I just read this article by UK writer Tom Mitchelson. He was riding the subway, (sorry the Tube), to work, and was approached by an Abercrombie and Fitch recruiter to work in their new London store. Tom took them up on their offer, and even after telling them he was a writer he worked there briefly and got the inside scoop. 

In the states Abercrombie is seen as old hat.  The guys that shop there and buy the pre wrinkled over sized expensive clothes are stereotyped and frat boys as date rapists.  Given the “All-American Guy” image I found even more hilarity last week walking through Cherry Creek mall.  The store had moved locations and unlike the store pictured in this photo, the new location is completely windowless to the mall, save for a few tiny shutter slats.  Entering the store you’re required to turn twice, creating a club like atmosphere.  And with the rigid jawed “brand reps”, the A&F cologne or Axe spray permeating the air, and the thumping disco, it’s not unlike every gay S&M (standing and modeling) club I’ve ever been in.  Just darker for some reason.

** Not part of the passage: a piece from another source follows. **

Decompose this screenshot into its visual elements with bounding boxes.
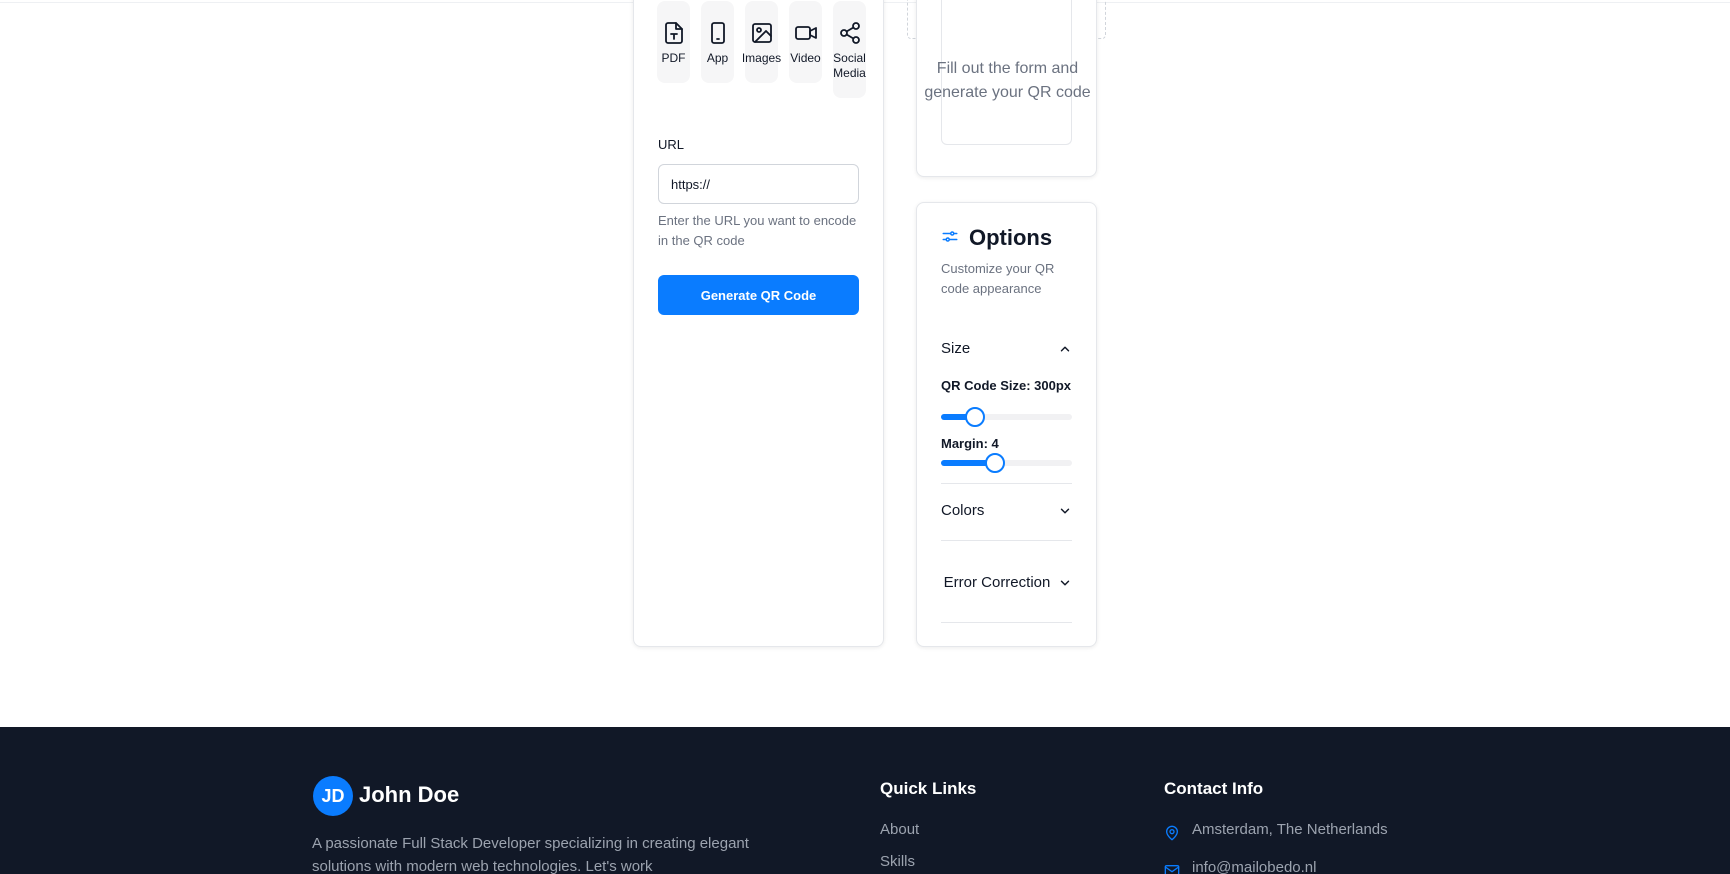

I confess I am wearing a pair of A&F jeans – that I purchased at the thrift store for six dollars. 

Daily Mail Article

She informed us that the company had a “tagline” which we would have to use when greeting customers. She explained, very seriously, that it was, “Hello, how are you?” “How did you come up with that?” I asked. She said a company of marketing consultants had worked intensively at developing it. They wanted to audition me to see if I could deliver the line – this was make or break. “Hello, how are you?!” I said clearly. “Very good” she reassured me. I had cleared my first hurdle and said four words in the right order, a test that floored some of my fellow-would-be-models – honestly.  The interviewer then asked the assembled clutch of giggly, naive, underfed boys and girls – the bony and the beautiful – what they knew about Abercrombie & Fitch.

Nobody mentioned the story that A&F supposedly sold Ernest Hemmingway the gun he used to shoot himself.

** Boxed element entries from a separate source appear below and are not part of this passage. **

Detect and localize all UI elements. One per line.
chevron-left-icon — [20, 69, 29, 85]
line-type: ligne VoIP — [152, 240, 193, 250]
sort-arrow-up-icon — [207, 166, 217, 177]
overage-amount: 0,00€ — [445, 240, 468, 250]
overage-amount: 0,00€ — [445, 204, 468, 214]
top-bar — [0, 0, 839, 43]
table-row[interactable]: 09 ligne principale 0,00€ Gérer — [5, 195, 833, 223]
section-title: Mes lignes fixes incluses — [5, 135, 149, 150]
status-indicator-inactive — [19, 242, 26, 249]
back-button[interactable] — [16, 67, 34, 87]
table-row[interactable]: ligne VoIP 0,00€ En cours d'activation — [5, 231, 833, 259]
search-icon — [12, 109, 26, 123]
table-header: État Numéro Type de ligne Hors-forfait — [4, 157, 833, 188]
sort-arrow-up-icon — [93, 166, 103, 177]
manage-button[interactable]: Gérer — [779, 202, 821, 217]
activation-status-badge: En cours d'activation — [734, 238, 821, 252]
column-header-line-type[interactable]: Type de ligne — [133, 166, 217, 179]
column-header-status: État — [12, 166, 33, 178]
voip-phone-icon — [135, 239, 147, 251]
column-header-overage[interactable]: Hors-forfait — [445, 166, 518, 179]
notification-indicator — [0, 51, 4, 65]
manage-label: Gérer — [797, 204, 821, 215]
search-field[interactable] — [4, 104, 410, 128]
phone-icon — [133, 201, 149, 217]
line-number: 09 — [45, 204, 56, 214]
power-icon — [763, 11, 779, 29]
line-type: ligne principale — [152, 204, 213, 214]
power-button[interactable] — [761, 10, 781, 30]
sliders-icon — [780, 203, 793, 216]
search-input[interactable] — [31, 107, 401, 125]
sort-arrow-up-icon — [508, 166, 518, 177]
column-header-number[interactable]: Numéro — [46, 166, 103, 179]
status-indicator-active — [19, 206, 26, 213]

And no one mentioned the homoerotic nature of the ad campaign or the $40million outofcourt settlement in a racial and ethnic discrimination case bought by 10,000 litigants in the U.S.  As far as age goes, at 29 I was probably the oldest there. I thought that if the law permitted it, managers would have exercised quality-control over the customers, too, and I might be assigned to blow a whistle if anyone old or fat ventured in.

But employees who are not on public view are allowed to be slightly less attractive. The “impact team” is a group of workers who replenish the dwindling stock.

They are often on the shop floor but don’t have to interact with customers in the same way. A manager told me: “The impact team don’t need to show the visual image of the store.”

She meant they could be a bit uglier. There were also the “overnighters” – nocturnal shelfstackers. Presumably it doesn’t matter what they look like.